Anti–noiritive
He mumbled a name gruffly at the floor.
"Oh really," I turned and said.
"Yeah, really." He looked at me, then past me. "What's it to you, anyway?"
"Oh, don't mind me," I said, "I'm just here for the band."
The band was Slim Jimmy's Swing and Sax Collective, the atmosphere was metallic. Like the foil lid of a coffee jar, or the thin cold film covering the sky on a moonless night.
"Your face is beautiful, like the curve of a Grecian urn," I breathed.
"You want to know why it's so long, then? You ever been in love?
I paused, then nodded.
"You ever seen someone you love walk out on you for the love of a milkman? A milkman?"
I shook my head, but knew inside that I was lying.
He downed his fifth whiskey soda, chuckled and look at me. "Then you don't know what it's like. What it's like when pain and failure are your last two constant companions."
I handed him a smoke with a sultry motion.
"I keep trying," he said gruffly, "but I keep just winding back around and biting myself in the ass."
He mumbled a name gruffly at the floor.
Fucking excellent.
24 Jul 2006, 18:05
Melodramatic, tired, verging on the cliche.
Hate the line "Then you don't know what it's like. What it's like when pain and failure are your last two constant companions" and the italic metalic.
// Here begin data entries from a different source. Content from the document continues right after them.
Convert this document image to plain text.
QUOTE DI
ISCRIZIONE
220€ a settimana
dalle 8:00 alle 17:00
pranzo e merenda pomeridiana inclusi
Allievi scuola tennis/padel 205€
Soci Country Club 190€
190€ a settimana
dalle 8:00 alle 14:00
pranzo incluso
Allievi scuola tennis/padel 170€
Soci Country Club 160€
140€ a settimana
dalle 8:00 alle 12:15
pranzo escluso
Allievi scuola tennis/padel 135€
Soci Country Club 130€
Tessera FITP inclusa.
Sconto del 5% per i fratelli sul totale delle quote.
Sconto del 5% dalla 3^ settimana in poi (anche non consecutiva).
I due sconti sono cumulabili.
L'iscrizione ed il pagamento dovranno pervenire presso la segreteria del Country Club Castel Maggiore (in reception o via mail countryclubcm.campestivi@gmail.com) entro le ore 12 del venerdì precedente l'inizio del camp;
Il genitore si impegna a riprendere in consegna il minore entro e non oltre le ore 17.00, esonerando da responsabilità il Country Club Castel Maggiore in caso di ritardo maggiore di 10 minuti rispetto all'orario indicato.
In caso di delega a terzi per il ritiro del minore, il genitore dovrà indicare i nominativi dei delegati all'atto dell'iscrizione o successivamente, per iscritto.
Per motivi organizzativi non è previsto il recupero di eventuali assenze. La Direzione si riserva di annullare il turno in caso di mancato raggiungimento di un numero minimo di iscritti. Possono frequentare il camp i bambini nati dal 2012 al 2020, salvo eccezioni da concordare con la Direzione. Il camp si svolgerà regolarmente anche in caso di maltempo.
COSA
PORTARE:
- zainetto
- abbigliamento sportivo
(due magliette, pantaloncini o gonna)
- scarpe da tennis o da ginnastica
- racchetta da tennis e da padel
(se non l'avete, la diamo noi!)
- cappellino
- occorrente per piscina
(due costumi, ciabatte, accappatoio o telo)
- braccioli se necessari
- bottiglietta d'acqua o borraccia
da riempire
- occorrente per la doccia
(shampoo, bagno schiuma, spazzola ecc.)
And the "inside I knew i was lying" bit.
The grecian urn/long face bit doesn't quite make sense.
Thing is, you're saying nothing new, which would be ok if you were telling it in a new way, but i don't actually think you are.
I like Slim Jimmy's Swing and Sax collective though – they sound like they play good music.
26 Jul 2006, 23:13
Thanks Alex, I prefer Paul's comment though! ;)
My only defense is that "it wasn't actually meant to be good" but as you and I both know, irony is the last recourse of weak men.
Btw – Slim Jimmy's Swing and Sax Collective play polka music. The year is 2137.